ただ、確かにダイヤの原石みたいな選手がゴロゴロいるけど、拾いたい放題かというと、少しずつ事情が変わってきているみたい。
一つはメジャーのスカウトの「青田買い」。明らかにすごい選手は、10代の半ばくらいで、メジャーが6年とか8年契約しちゃう。しかも億単位のカネでね。
こうなると、日本で育てるしかないかなという話をしていた。実際、広島の
フランスアなんて典型じゃないかな。日本に来たばかりのころは、とにかく体力がなくて。投げたら次の日、練習できないくらい。それを日本で鍛えて、いまや救世主だからね。要は、日本で修正できる課題には目をつぶって、肩の可動域とか体の柔らかさとか天性の部分を見極めて取るというね。
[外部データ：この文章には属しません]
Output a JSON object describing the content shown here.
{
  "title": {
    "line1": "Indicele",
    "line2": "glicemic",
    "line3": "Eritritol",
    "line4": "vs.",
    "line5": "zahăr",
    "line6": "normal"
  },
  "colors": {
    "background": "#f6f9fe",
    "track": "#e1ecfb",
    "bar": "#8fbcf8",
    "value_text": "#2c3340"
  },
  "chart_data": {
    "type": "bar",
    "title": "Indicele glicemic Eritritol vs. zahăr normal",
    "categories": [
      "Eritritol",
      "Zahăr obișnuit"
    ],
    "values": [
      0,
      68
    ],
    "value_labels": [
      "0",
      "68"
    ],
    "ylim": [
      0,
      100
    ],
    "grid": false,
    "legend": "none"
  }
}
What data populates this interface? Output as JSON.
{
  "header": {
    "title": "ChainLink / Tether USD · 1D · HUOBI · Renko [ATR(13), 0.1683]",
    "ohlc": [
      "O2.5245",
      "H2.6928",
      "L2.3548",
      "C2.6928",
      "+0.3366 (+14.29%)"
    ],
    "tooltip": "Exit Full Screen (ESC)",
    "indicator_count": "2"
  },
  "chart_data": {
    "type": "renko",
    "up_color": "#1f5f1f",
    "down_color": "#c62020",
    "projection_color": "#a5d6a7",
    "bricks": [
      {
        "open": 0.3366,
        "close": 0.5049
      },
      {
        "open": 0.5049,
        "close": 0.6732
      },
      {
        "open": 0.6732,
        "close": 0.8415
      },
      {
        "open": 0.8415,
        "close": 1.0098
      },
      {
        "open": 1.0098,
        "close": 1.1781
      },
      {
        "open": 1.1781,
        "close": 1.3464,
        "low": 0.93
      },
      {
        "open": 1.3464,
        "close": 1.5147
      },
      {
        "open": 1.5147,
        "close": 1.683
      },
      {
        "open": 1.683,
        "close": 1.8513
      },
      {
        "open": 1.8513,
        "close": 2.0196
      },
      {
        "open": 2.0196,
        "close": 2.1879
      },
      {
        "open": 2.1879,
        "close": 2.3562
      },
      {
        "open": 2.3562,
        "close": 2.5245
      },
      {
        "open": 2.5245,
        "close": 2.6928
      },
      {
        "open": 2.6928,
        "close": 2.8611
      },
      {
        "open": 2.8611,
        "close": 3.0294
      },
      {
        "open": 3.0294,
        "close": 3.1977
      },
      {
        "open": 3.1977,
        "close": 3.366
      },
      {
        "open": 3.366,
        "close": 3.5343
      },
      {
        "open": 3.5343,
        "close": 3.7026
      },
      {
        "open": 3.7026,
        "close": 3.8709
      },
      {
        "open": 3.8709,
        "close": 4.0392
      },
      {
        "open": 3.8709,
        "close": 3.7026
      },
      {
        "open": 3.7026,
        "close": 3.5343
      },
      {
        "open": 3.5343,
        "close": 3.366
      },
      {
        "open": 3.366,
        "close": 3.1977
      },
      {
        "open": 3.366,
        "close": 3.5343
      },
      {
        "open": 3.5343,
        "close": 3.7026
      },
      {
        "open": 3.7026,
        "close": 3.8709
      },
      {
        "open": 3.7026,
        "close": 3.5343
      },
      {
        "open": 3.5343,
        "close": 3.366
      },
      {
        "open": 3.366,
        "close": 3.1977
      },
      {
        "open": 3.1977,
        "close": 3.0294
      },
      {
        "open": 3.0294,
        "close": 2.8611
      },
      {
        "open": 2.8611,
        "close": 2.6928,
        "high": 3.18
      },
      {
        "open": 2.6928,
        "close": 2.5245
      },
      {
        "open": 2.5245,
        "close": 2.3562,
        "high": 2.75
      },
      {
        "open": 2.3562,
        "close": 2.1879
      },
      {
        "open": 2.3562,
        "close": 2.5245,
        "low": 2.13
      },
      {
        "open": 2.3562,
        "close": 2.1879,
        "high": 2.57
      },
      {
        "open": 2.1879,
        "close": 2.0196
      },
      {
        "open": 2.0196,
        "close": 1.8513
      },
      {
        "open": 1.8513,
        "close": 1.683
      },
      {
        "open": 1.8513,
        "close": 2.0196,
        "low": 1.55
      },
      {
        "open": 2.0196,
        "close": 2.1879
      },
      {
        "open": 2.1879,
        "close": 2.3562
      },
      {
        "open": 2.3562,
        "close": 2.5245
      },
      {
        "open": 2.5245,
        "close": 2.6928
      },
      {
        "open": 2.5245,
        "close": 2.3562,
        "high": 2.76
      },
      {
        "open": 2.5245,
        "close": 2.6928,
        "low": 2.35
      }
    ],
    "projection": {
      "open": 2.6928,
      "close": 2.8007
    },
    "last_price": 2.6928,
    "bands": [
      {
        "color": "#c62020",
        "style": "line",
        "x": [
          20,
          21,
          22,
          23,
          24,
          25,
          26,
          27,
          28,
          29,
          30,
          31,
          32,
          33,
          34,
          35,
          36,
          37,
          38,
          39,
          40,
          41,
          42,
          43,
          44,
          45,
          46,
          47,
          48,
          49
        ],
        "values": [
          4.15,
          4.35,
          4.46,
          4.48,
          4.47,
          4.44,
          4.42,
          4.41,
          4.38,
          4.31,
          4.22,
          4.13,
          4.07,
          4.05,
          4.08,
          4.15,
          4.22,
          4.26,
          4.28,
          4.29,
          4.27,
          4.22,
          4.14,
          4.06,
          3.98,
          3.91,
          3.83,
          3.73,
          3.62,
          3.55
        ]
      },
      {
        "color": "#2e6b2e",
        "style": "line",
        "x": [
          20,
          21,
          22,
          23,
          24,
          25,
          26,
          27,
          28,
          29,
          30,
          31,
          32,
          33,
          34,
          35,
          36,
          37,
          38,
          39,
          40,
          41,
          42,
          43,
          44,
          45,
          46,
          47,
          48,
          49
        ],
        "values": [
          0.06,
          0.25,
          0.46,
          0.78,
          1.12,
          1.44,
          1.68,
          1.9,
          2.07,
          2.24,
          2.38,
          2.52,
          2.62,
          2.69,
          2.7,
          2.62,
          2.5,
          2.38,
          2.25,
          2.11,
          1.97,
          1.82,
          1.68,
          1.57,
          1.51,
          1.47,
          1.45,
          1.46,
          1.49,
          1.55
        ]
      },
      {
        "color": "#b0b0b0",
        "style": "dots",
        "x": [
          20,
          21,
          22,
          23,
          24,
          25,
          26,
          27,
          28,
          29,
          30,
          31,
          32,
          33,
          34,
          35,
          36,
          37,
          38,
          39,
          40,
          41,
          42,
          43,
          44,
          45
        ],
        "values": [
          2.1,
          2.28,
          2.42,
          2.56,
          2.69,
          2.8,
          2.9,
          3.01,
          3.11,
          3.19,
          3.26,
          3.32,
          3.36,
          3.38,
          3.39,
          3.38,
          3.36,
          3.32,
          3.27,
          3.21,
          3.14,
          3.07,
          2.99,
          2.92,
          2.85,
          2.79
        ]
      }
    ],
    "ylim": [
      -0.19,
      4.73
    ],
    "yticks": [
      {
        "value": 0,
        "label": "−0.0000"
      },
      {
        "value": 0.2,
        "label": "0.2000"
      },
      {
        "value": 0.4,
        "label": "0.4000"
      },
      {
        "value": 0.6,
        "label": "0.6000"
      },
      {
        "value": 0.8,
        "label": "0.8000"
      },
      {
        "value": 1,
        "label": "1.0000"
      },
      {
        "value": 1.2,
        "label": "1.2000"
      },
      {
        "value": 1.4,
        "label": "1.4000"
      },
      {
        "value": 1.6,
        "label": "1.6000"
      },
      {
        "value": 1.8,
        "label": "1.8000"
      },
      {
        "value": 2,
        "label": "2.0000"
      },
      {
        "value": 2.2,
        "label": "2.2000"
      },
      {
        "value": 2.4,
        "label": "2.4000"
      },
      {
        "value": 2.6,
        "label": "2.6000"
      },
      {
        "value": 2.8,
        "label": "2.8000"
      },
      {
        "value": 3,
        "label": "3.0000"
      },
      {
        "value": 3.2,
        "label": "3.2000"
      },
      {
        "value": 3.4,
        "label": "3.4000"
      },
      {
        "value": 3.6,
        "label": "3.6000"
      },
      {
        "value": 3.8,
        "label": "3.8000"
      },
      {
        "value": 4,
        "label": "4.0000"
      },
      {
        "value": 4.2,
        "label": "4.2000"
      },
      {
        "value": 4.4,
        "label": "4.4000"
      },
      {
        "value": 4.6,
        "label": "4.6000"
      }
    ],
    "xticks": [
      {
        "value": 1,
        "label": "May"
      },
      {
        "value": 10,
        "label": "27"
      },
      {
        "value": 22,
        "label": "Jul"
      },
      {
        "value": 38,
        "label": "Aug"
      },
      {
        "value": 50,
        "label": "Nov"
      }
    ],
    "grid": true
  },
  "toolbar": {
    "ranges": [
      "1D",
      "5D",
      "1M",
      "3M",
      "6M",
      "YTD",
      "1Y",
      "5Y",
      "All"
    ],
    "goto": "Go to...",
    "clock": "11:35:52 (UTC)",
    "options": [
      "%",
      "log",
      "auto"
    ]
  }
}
加えて外国人選手の場合、扱い方も大事。巨人が高いカネを出して中日から引き抜いた
ゲレーロなんて、もう完全にいらんでしょ。これから帳尻合わせに打ったとしても、もう遅過ぎだよね。
モリシゲさんは「ゲレーロがこうなるのは分かっていた」と言っていた。要はむちゃくちゃ性格が弱い男なんだ。それを周囲に隠すため虚勢を張るけど、少し結果が出ないと、すぐイライラしちゃう。こういう選手をうまく扱うには、時には厳しいことも言いながらコントロールできる人がいなきゃいけない。中日時代は、モリシゲさんが自らそれをやったと言ってた。敵ながら、あるGMにも忠告したらしいけどね。あれ、匿名になってないかな。